Berntsen's team was on the ground for 11 days of shelling, with the CIA running the show. Then Delta Force took over for the last five days. He says that, at Tora Bora, his request for Army Rangers was denied.

"We we wrote a message back to Washington, it goes back to CIA headquarters, that said, 'We need 600 to 800 Rangers. We need a battalion. We need to employ them in the following way: We need to put them between where bin Laden is at this moment and the border of Pakistan. We don't want him to escape.' "

But on Dec. 15 or 16, he did escape, Berntsen says, into Pakistan.

About this account, Gen. Tommy Franks has said: "Within 72 hours of the time we were receiving reporting on where Osama bin Laden was in Tora Bora, I received similar reporting every place from Baluchistan to a lake up to the northwest of Kandahar.

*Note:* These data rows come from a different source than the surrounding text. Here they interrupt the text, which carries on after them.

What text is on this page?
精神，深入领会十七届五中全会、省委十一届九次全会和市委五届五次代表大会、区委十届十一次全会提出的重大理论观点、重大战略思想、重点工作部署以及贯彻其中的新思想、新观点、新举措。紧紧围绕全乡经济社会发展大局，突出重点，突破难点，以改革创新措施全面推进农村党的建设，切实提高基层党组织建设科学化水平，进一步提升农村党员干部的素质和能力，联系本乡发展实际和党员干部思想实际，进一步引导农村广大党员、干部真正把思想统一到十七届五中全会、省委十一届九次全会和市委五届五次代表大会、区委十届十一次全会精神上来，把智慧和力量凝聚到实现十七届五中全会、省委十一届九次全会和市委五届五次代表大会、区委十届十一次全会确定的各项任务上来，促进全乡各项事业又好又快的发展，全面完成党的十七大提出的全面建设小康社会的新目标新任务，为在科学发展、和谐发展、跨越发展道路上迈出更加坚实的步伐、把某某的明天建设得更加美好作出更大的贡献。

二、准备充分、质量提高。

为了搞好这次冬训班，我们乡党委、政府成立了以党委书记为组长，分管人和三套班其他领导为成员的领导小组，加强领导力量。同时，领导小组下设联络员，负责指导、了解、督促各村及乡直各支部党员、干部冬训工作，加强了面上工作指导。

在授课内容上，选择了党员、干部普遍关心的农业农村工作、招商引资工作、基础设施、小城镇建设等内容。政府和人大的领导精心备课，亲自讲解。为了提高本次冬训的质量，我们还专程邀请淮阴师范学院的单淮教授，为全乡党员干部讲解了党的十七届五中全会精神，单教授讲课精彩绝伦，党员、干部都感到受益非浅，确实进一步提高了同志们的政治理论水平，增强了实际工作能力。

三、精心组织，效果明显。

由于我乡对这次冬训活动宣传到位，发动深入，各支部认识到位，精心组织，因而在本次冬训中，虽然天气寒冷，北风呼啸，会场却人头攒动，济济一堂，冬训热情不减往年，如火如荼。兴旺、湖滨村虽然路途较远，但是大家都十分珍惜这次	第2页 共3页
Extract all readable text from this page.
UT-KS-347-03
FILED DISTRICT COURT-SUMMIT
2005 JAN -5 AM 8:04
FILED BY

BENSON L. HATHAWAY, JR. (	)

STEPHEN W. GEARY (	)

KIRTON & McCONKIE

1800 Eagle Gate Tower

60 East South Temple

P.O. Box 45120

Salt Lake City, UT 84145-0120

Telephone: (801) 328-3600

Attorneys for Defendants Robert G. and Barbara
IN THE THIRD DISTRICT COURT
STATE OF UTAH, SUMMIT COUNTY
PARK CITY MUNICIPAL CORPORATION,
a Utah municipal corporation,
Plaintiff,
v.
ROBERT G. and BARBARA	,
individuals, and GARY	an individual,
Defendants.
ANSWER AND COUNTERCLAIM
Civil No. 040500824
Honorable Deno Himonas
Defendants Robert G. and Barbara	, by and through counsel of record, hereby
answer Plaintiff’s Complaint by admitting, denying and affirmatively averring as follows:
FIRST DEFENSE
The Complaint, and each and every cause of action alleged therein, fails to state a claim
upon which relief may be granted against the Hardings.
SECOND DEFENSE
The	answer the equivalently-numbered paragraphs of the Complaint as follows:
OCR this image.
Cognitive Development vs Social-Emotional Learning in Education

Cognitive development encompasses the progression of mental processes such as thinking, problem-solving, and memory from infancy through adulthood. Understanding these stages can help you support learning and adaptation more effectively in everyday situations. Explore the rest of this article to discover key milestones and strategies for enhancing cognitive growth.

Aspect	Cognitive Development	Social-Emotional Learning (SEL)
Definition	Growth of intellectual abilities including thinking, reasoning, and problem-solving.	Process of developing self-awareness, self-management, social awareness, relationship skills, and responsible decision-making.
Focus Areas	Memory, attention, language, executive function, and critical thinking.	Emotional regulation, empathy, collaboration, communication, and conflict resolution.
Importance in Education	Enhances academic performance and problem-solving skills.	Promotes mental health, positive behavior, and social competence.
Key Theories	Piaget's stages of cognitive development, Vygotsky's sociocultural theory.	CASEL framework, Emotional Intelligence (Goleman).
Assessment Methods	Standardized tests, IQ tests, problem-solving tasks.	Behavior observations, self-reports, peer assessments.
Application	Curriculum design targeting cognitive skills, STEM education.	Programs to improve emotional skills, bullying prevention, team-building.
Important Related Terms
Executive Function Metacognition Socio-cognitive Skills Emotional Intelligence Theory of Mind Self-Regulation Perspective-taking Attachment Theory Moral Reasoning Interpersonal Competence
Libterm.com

"The fact... is that, at the end of the day, it would be the Afghans who would make the choice, who would make the decision about where they go in their country. And so we don't know. I don't know whether Osama bin Laden was in Tora Bora at that time."

Responds Berntsen: "Well, he disputes the fact that bin Laden was there. No one is disputing the fact that I wrote the message... And one day it will be declassified. And the sooner they declassify it, the better."

Michael Smerconish, the author of this take, isn't exactly some big flaming ultralib. At some point, even the apologists for Bush are going to have to turn themselves around in order to get on the right side of history.